Iguazú Falls are on the Iguazú River which runs through Brazil. The falls occur when the river tumbles over the Paraná Plateau. Numerous islands cause the river to fracture into many different streams along the plateau and result in the large number of discreet falls. The falls are shared between Argentina on the east side and Brazil on the west. Each side operates a national park giving access to view the falls. Many people consider that the Argentinian side provides the best view and access to the falls.
Once you enter Parque Nacional Iguazú in Argentina, you walk to the Central Station, where a train will take you to the Cataratas Station. From there you can choose to begin your exploration of the falls by taking the upper trail, Paseo Superior or the lower trail, Paseo Inferior. Both “trails” are mostly raised metal catwalks so you have a nice clear and clean walking path in any weather conditions.
The upper trail is almost one-half mile long and leads you along a portion of the upper edge of the plateau and within a few feet above the water as it rushes over the edge of some of the waterfalls. The lower trail is almost 1 mile long and takes you down along the edge of the lower portion of the Iguazú River below the waterfalls. The trail affords some killer views of the waterfalls on the eastern side of the plateau. Also from this trail, there is a boat that takes you across the river to San Martin Island that sits in the middle of the river in front of the falls. Unfortunately, when we were there this boat service was not running due to high water levels.
About half of the river’s flow occurs in a long and narrow, U-shaped chasm called the Devil’s Throat or Garganta del Diablo. Water cascades into the chasm from three sides with the bulk of the flow in the bottom of the U. From the Cataratas Station the train will take you to the Garganta del Diablo Station. From that point there is a 2/3 mile long walkway that takes you out across the upper Iguazú River and puts you on a platform above the edge of the Devil’s Throat. It is a formidable sight and an amazing experience to watch the cascades of water churning all around you. The sound is like thunder and the mist rises in a dense cloud into the air as high as 500 feet.
Iguazú Falls is located in a finger of Argentina extending out from the northeast of the country. It was sort of difficult to figure out the best way to plan for visiting there. It’s best done while on the way to or from Paraquay or Brazil but since we weren’t planning to visit either one on this trip we decided to go there from Buenos Aires. The falls are located about 15 miles from the town of Puerto Iguazu so we made the trip there and spent two nights.

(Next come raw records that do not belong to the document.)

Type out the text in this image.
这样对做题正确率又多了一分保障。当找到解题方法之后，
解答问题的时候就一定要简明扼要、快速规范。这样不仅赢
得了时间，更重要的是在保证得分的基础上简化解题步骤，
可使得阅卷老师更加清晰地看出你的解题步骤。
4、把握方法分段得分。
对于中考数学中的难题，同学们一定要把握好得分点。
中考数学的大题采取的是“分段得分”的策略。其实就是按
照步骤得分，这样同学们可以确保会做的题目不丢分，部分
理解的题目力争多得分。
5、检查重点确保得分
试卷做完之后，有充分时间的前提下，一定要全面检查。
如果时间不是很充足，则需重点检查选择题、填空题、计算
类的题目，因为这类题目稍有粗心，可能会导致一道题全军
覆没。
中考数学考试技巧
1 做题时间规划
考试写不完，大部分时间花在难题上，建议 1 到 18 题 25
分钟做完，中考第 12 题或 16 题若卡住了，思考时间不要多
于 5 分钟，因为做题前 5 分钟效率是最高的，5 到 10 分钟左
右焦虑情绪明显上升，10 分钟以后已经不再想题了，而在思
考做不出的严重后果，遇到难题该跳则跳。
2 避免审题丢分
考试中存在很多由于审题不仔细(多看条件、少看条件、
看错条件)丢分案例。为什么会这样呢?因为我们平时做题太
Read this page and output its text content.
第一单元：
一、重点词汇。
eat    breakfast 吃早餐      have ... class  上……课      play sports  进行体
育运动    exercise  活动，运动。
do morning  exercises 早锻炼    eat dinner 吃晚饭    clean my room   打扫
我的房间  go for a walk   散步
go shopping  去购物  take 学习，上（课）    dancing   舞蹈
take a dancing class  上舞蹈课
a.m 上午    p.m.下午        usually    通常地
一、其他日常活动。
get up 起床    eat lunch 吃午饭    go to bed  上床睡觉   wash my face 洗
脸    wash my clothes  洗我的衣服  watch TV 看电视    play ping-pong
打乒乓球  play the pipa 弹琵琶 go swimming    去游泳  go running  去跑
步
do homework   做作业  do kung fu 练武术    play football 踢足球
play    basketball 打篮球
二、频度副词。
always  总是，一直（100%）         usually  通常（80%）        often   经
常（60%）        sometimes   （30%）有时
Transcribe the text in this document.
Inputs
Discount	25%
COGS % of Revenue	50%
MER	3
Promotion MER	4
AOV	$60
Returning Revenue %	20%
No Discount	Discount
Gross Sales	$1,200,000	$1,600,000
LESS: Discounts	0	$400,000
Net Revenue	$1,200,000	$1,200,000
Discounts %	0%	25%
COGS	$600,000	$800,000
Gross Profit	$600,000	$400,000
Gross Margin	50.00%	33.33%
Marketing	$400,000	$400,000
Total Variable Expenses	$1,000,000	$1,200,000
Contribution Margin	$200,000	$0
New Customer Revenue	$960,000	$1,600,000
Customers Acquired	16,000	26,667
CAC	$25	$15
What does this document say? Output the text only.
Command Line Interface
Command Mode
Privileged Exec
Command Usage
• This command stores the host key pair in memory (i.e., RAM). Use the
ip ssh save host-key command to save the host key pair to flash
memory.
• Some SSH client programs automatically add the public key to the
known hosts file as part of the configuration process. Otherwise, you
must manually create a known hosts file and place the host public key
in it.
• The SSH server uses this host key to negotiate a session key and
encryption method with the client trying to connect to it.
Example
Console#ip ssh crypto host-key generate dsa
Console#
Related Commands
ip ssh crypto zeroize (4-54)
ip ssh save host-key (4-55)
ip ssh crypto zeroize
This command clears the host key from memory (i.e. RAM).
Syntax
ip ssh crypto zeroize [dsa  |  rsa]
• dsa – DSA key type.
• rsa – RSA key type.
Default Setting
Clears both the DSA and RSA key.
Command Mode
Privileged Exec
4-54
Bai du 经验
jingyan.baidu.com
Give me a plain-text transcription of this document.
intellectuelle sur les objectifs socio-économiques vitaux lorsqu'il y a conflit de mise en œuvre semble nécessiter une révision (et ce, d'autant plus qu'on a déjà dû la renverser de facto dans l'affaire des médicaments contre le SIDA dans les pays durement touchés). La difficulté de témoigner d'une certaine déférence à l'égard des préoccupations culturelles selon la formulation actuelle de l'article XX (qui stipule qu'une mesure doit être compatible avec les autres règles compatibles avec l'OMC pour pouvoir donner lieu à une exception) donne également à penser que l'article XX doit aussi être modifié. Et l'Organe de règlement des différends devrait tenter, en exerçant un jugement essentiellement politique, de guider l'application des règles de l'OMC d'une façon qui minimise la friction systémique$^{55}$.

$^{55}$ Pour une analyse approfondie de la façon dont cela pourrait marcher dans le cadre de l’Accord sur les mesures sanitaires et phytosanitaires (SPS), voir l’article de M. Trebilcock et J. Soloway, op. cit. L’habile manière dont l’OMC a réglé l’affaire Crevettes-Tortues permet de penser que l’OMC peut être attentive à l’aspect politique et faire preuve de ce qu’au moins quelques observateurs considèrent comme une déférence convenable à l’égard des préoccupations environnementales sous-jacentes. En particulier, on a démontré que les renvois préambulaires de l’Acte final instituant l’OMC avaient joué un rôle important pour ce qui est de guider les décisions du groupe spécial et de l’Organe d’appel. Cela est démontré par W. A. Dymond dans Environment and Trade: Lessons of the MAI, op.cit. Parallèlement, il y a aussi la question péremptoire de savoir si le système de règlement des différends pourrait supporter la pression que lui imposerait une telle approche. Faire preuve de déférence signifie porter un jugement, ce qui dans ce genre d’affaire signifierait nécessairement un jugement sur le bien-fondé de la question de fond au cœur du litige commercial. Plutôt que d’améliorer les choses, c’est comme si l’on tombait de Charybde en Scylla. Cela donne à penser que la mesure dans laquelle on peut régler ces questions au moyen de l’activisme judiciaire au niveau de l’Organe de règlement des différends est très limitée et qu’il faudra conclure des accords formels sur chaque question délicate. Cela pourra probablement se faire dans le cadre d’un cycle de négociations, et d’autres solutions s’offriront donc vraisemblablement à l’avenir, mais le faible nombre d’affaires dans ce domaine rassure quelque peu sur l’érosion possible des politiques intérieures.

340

The national park is very well run. It is very clean and well organized. There are lots of maps and signage around to help you find your way and people at information booths to answer your questions. They have plenty of bathrooms and snack bars for when you want to take a break. There is a bus service that runs every 15 minutes between Puerto Iguazu and the park. It all makes for a very easy and pleasant experience for visiting these amazing waterfalls.